I think the only place it **might** change behavior is in certain scenarios where there are conflicting constraints. In those cases, a user needs to fix the constraints and shouldn't expect resources to be placed in a reliable way.


> The upstream bz for (b) gives a workaround, using utilization values to
> ensure no one node can run more than one of the resources (pcs does support
> utilization values).

That's fine in the more common case where there's only one anti-colocation set. If there are two or more anti-colocation sets, then I believe the utilization workaround falls apart. Pacemaker wouldn't be able to ensure that at most one resource from each set is contributing to the node's utilization.

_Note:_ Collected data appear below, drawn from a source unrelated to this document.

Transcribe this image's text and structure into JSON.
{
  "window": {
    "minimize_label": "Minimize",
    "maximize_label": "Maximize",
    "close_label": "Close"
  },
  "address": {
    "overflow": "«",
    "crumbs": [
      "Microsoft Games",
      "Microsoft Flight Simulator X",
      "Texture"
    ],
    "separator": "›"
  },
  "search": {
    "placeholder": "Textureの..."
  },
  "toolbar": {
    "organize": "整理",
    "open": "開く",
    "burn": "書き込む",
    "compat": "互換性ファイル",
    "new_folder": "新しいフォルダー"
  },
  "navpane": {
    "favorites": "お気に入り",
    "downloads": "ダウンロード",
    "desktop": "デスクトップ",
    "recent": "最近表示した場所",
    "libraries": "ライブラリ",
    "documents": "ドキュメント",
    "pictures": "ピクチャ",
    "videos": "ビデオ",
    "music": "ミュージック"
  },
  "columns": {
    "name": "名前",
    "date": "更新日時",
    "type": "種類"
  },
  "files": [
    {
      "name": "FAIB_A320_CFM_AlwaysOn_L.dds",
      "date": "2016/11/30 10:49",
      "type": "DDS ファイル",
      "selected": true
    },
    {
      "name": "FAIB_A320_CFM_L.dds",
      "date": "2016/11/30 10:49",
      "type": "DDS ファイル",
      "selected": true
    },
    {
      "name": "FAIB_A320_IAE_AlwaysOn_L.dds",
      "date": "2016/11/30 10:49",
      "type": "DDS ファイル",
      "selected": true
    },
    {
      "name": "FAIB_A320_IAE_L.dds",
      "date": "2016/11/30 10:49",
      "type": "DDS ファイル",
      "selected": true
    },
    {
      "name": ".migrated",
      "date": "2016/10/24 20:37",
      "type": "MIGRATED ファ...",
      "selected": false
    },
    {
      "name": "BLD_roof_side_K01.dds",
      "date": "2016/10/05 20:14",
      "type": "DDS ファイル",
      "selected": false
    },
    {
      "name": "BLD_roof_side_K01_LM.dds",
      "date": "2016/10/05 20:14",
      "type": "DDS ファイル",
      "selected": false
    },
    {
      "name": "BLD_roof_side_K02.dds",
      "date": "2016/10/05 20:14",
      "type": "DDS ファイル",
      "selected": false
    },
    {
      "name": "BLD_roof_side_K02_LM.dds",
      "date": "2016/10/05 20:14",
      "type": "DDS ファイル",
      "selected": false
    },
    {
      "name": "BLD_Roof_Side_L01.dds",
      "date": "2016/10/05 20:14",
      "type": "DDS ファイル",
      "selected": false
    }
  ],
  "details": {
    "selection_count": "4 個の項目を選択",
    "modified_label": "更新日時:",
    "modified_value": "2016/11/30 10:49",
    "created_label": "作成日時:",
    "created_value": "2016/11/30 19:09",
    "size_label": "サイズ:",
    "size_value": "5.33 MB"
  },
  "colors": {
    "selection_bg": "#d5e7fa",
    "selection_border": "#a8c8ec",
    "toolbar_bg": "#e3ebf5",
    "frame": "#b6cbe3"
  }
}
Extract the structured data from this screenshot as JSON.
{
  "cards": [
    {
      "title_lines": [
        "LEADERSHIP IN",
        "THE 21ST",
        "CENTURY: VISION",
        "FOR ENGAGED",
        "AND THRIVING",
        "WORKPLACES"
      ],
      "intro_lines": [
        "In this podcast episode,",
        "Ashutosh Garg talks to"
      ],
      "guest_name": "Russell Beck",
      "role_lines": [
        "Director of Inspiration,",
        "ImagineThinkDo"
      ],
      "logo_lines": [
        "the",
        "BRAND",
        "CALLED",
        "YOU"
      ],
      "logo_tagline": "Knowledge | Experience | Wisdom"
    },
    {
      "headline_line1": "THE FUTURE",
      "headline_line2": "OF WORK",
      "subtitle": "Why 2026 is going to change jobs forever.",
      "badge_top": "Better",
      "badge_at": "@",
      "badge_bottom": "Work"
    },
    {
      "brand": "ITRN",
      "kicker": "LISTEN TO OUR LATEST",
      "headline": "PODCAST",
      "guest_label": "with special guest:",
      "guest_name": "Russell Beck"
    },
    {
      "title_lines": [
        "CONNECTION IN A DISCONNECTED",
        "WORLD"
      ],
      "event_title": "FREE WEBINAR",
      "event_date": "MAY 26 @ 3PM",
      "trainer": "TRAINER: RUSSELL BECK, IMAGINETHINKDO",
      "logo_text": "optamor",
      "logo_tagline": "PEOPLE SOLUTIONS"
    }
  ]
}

> For syntax, we might be able to use the desired
> behavior anytime score="-INFINITY" on a colocated set. The implementation
> would be to modify how Pacemaker accounts for dependent resources'
> preferences.
> 
> Basically in a colocation chain, C with B and B with A, A will take into
> account B's location preferences at an attentuated value, and then
> recursively take C's into account as well. However if it is C with B and B
> *not* with A, then A takes the *inverse* of B's preferences into account,
> and recursively the inverse of C's preferences. All well to this point. But
> if it is C *not* with B and B *not* with A, A will take B's inverse
> preferences and C's normal (inverse of inverse) preferences (aka the enemy
> of my enemy is my friend), which is not the intent here.
> 
> Figuring out which
> preferences to consider normal, which to consider inverted, and which to
> ignore may be painful but doable.

And whether to allow a user to configure the now-current (at that point legacy) behavior. I don't know if there's any reason a user might prefer or rely on the current behavior. I suspect most users are either indifferent or want the new proposed behavior.

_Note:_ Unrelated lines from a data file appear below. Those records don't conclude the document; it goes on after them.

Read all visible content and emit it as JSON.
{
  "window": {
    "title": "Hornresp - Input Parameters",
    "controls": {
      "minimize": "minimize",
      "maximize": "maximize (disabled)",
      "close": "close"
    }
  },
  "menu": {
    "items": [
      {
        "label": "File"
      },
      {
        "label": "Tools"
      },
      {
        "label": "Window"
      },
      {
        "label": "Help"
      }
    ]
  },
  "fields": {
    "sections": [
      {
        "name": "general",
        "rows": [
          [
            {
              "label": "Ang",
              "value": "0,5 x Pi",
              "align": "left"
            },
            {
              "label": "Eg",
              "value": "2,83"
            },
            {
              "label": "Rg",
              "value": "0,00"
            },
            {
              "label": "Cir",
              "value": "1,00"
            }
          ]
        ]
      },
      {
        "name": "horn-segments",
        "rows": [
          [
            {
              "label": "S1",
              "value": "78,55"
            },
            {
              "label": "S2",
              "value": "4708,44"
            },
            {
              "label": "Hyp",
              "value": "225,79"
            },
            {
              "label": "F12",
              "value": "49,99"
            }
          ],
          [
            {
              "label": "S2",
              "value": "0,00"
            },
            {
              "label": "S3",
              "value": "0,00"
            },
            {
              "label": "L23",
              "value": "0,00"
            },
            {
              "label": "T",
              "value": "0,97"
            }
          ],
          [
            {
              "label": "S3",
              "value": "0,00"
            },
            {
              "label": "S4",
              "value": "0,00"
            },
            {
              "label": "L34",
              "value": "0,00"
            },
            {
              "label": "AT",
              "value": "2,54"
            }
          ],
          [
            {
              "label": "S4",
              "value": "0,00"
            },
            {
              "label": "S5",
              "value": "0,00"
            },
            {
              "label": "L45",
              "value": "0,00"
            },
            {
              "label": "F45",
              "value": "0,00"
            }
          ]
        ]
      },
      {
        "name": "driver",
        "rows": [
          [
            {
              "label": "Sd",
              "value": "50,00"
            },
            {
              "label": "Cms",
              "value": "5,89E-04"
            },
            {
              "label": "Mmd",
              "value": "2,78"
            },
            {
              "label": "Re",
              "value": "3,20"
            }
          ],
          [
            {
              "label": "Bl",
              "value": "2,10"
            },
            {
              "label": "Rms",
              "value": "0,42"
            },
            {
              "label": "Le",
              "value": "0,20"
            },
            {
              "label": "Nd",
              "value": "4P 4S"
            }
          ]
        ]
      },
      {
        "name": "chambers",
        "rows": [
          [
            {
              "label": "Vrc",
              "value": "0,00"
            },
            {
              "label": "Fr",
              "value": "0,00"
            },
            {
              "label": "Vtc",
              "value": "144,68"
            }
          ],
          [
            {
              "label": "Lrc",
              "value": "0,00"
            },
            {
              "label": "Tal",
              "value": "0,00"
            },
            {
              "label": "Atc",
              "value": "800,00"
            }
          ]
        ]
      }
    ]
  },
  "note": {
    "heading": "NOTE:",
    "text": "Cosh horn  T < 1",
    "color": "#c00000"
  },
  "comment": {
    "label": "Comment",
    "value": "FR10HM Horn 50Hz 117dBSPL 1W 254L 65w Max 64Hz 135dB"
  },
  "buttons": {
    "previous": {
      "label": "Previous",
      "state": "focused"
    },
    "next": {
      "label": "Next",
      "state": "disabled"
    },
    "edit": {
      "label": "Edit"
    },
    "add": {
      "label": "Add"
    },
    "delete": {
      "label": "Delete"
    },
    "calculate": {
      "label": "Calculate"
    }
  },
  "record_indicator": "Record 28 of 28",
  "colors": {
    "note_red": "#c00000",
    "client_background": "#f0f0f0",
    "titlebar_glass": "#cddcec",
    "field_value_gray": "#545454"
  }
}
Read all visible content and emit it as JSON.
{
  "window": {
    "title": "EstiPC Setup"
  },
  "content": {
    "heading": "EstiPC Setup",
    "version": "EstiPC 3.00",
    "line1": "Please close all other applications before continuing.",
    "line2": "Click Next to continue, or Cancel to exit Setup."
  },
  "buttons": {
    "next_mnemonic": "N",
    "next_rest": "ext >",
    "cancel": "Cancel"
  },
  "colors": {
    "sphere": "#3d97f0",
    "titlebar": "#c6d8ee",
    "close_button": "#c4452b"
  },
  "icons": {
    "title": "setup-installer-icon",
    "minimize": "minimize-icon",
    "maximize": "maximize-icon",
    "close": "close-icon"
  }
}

Maybe there could be a "chain" mode and a "set" mode. It's unlikely we'd want to use those exact terms in the syntax, but they convey my point.
  - The chain mode would maintain the current behavior or something similar to it. Each resource directly influences the next resource in the chain.
  - The set mode would be a sort of inverse of the "dummy colocator" model -- i.e., the scenario (b) in this RFE: "No two resources in this set can run on the same node."

Comment 4 Reid Wahl 2021-03-26 23:48:52 UTC

(In reply to Reid Wahl from comment #3)
> Maybe there could be a "chain" mode and a "set" mode. It's unlikely we'd
> want to use those exact terms in the syntax, but they convey my point.
>   - The chain mode would maintain the current behavior or something similar
> to it. Each resource directly influences the next resource in the chain.
>   - The set mode would be a sort of inverse of the "dummy colocator" model
> -- i.e., the scenario (b) in this RFE: "No two resources in this set can run
> on the same node."

In the set mode, if there aren't enough nodes available to run all the anti-colocated resources (so that one or more resources must be stopped), we should ideally place any running resources first. For example, if resource A's node is shutting down, and resource C is running somewhere else, we place resource C before placing resource A. That way, we don't stop C in order to run A.